In Canada’s largest M&A transaction of 2014, US-based Burger King Worldwide Inc. acquired Tim Hortons Inc. in a $12.5-billion deal that created a global powerhouse quick service restaurant company based in Canada. Combined, the company now has more than 18,000 restaurants in 100 countries.
Lundin Mining Corporation completed the acquisition of an 80 per cent ownership stake in the Candelaria/Ojos del Salado copper mining operations and supporting infrastructure from Freeport-McMoRan Inc., for approximately US$1.8 billion.
VimpelCom Ltd. and its affiliates completed the sale of all of their debt and equity interests in the Globalive group of companies, including Globalive Wireless Management Corp., the operator of WIND Mobile, to a consortium of investors. The investor group included West Face Capital, Tennenbaum Capital Partners, LG Capital Investors, Serruya Private Equity, Novus Wireless Communications and Globalive Capital, the investment company of WIND Mobile co-founder Anthony Lacavera.

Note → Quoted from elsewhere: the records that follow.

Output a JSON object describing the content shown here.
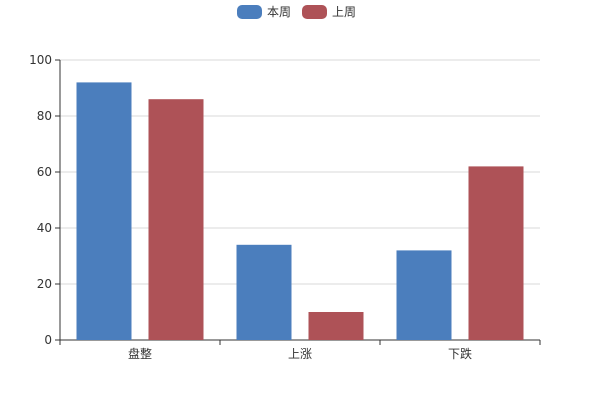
{
  "chart_data": {
    "type": "bar",
    "categories": [
      "盘整",
      "上涨",
      "下跌"
    ],
    "series": [
      {
        "name": "本周",
        "values": [
          92,
          34,
          32
        ],
        "color": "#4b7ebd"
      },
      {
        "name": "上周",
        "values": [
          86,
          10,
          62
        ],
        "color": "#ae5257"
      }
    ],
    "ylim": [
      0,
      100
    ],
    "yticks": [
      0,
      20,
      40,
      60,
      80,
      100
    ],
    "grid": true,
    "legend_position": "top-center"
  }
}
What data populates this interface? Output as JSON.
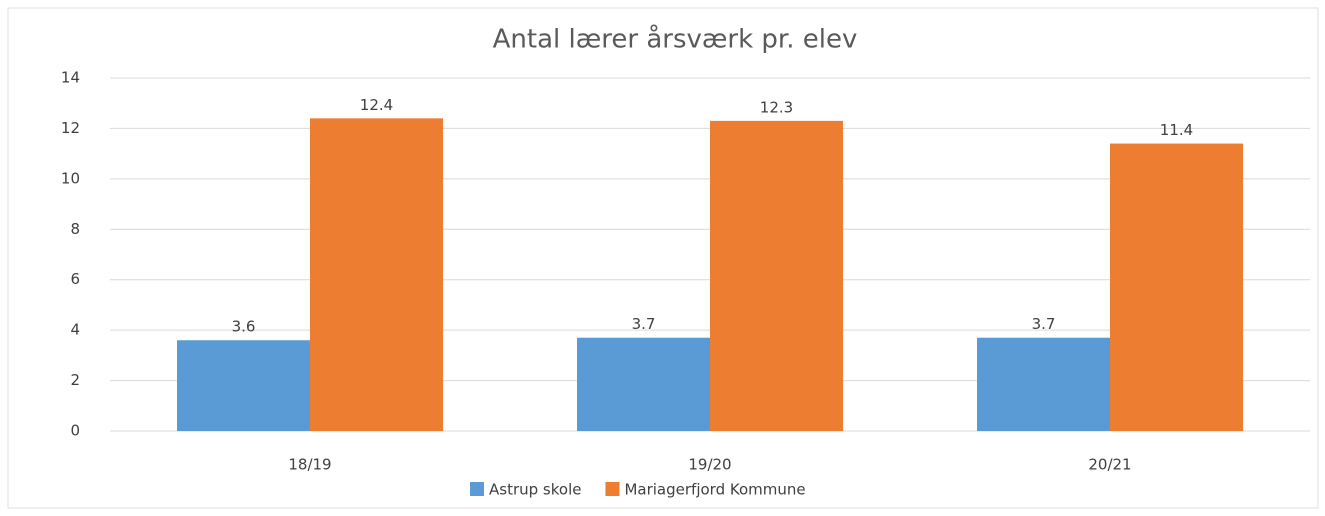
{
  "chart_data": {
    "type": "bar",
    "title": "Antal lærer årsværk pr. elev",
    "categories": [
      "18/19",
      "19/20",
      "20/21"
    ],
    "series": [
      {
        "name": "Astrup skole",
        "color": "#5b9bd5",
        "values": [
          3.6,
          3.7,
          3.7
        ]
      },
      {
        "name": "Mariagerfjord Kommune",
        "color": "#ed7d31",
        "values": [
          12.4,
          12.3,
          11.4
        ]
      }
    ],
    "ylim": [
      0,
      14
    ],
    "yticks": [
      0,
      2,
      4,
      6,
      8,
      10,
      12,
      14
    ],
    "grid": true,
    "legend": "bottom"
  }
}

Fortis Inc. acquired all of the outstanding shares of UNS Energy Corporation for an aggregate purchase price of approximately US$4.5 billion, including the assumption of approximately US$2 billion of debt. The acquisition was financed by a US$2-billion non-revolving acquisition term credit facilities and a US$1.8 billion offering of convertible subordinated debentures represented by instalment receipts. The offering consisted of a bought deal public offering of approximately US$1.6 billion and a concurrent private placement of approximately US$200 million.
On June 15, 2011, Fortis Inc. (Fortis) completed a public offering of 10,340,000 common shares (the “Common Shares”) for gross proceeds of $341,220,000, which included the subsequent issuance of 1,240,000 common shares upon the exercise of the over-allotment option under the offering.